Source: BY MATTHEW CHOI, Politico • Posted: Monday, June 21, 2021

The Biden administration is mulling a ban on polysilicon imports from Xinjiang, responding to calls to confront allegations of forced labor and other human rights violations against Muslim ethnic minorities in the Chinese autonomous region, POLITICO’s Kelsey Tamborrino and Gavin Bade report. The ban would grant Customs and Border Protection authority to seize the crucial solar components at ports if it suspects they were made with forced labor.

The exact enforcement strategy still isn’t clear, but the agency was not shy in implementing a similar ban on cotton products from the region, requiring companies to prove cotton fibers are not from Xinjiang.

Advocates and lawmakers have long been pushing for the action against Xinjiang. The State Department has labeled Beijing’s actions in the region a genocide, and the Chinese government strictly limits information and other accountability measures in the area.

A school in Xinjiang covered in pro-China slogans

Pro-China slogans cover a school in Xinjiang.
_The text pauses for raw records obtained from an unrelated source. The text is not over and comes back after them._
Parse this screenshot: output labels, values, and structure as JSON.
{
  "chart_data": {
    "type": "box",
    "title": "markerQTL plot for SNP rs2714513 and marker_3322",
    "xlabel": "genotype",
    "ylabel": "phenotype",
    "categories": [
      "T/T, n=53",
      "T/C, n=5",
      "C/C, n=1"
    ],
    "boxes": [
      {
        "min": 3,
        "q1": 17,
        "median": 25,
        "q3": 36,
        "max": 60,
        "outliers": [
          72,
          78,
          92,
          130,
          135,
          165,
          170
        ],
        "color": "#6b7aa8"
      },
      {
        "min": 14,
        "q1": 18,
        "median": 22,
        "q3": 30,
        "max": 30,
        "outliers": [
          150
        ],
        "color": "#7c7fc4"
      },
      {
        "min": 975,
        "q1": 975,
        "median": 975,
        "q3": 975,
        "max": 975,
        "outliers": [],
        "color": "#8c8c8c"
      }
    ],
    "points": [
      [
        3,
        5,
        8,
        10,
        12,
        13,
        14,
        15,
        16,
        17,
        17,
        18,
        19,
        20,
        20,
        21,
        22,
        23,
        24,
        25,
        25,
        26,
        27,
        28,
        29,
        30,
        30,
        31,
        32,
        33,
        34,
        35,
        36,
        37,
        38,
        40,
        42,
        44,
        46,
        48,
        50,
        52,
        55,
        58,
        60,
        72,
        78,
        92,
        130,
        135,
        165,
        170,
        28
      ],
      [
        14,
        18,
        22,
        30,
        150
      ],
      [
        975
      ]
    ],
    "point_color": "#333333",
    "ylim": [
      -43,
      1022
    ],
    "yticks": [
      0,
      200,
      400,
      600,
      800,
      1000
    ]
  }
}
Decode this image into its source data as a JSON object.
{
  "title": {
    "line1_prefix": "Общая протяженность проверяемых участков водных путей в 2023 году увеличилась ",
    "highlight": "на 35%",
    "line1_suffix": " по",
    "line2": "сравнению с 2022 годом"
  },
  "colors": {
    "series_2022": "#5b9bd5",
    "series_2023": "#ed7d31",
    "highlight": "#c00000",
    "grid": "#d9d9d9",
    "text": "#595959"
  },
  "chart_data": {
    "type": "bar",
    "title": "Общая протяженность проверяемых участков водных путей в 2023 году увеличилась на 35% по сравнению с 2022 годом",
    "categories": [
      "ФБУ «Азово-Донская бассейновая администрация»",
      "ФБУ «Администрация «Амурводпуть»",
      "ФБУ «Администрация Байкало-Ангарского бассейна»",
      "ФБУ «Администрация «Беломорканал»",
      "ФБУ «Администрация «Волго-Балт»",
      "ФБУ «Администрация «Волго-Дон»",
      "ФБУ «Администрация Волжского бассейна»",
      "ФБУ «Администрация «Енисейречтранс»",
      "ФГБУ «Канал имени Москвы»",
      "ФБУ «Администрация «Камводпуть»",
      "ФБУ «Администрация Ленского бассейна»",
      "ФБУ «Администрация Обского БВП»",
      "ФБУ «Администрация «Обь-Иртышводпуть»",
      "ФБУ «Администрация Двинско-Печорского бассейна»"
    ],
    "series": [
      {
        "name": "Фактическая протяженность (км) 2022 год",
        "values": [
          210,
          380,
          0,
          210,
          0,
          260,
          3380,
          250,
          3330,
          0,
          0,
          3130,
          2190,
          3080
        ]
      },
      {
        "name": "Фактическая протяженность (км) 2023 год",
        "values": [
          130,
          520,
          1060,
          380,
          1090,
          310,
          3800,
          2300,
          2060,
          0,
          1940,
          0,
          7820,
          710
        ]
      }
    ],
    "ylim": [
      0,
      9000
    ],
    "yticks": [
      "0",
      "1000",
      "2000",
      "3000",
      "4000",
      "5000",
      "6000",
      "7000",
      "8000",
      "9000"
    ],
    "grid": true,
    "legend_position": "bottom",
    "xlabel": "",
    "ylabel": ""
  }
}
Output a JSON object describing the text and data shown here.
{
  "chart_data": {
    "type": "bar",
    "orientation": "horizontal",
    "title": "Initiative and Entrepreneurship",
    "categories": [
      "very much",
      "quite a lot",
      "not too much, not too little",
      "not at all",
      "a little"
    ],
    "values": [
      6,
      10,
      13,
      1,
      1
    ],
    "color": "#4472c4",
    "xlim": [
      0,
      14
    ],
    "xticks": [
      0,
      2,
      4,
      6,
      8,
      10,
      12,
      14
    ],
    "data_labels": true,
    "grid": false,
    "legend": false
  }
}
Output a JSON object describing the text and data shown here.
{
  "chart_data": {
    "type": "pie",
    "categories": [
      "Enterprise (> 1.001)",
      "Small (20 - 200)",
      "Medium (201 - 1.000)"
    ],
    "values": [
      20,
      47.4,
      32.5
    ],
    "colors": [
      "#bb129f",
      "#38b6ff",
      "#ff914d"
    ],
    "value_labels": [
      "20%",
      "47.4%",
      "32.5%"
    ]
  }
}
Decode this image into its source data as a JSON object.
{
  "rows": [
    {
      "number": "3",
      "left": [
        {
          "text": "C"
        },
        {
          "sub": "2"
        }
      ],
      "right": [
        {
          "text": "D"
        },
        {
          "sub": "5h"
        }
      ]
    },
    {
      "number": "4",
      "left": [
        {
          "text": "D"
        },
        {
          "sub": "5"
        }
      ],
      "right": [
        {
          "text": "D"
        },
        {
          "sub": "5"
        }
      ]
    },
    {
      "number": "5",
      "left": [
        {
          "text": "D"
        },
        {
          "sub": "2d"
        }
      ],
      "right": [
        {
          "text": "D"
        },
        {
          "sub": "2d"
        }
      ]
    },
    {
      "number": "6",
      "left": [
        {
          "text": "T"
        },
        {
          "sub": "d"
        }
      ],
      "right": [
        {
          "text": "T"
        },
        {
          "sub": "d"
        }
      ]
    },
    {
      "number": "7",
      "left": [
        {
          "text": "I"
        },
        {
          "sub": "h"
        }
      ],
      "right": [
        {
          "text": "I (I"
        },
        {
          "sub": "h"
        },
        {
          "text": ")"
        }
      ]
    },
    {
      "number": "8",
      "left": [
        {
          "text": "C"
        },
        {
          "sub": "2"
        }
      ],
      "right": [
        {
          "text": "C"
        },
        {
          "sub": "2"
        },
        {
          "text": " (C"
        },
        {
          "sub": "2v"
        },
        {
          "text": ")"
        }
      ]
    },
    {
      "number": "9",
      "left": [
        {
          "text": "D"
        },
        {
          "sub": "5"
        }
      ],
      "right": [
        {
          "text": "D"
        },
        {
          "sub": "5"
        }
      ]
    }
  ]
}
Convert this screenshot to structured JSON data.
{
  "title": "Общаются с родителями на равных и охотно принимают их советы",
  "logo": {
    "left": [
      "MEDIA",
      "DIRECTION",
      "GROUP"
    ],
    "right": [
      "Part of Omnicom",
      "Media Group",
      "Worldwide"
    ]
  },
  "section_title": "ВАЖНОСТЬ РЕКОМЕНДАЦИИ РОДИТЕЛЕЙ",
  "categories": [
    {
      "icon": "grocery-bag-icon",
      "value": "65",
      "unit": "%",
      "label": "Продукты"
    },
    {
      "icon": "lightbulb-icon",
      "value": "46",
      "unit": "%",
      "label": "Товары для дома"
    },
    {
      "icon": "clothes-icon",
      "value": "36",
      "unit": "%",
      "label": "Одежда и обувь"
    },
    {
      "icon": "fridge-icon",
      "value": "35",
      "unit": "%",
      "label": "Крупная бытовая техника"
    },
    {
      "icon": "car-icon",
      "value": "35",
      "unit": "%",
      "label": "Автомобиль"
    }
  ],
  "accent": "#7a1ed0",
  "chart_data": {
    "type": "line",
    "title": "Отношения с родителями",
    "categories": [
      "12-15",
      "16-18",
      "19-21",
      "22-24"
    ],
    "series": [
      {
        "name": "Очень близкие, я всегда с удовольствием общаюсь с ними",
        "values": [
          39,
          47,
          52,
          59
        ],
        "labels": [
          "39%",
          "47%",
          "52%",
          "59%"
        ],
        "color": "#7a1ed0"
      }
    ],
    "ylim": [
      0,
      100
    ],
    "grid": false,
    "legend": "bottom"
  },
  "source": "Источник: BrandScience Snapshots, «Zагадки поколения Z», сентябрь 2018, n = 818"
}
The region has come under the spotlight amid allegations of human rights abuses against Muslim ethnic minorities. | Ng Han Guan/AP Photo

But the ban could wrinkle President Joe Biden’s green-energy goals, with Xinjiang supplying about half of the global polysilicon supply. And the strained supply chain is already slowing projects and raising costs for solar manufacturers. Still, SEIA President and CEO Abigail Ross Hopper told Kelsey and Gavin that the industry is bracing itself for whatever action the administration takes as it leads its own push away from reliance on Xinjiang.

Rep. Dan Kildee, who has been calling for action on Xinjiang, said the moral imperativetrumps concerns over temporary supply chain bumps. “First of all, prices are going to be a function of a lot of different variables. One, scale and volume, and the other is certainty,” he said. “But third, and probably most importantly, the lowest price coming from slave labor is not justifiable.”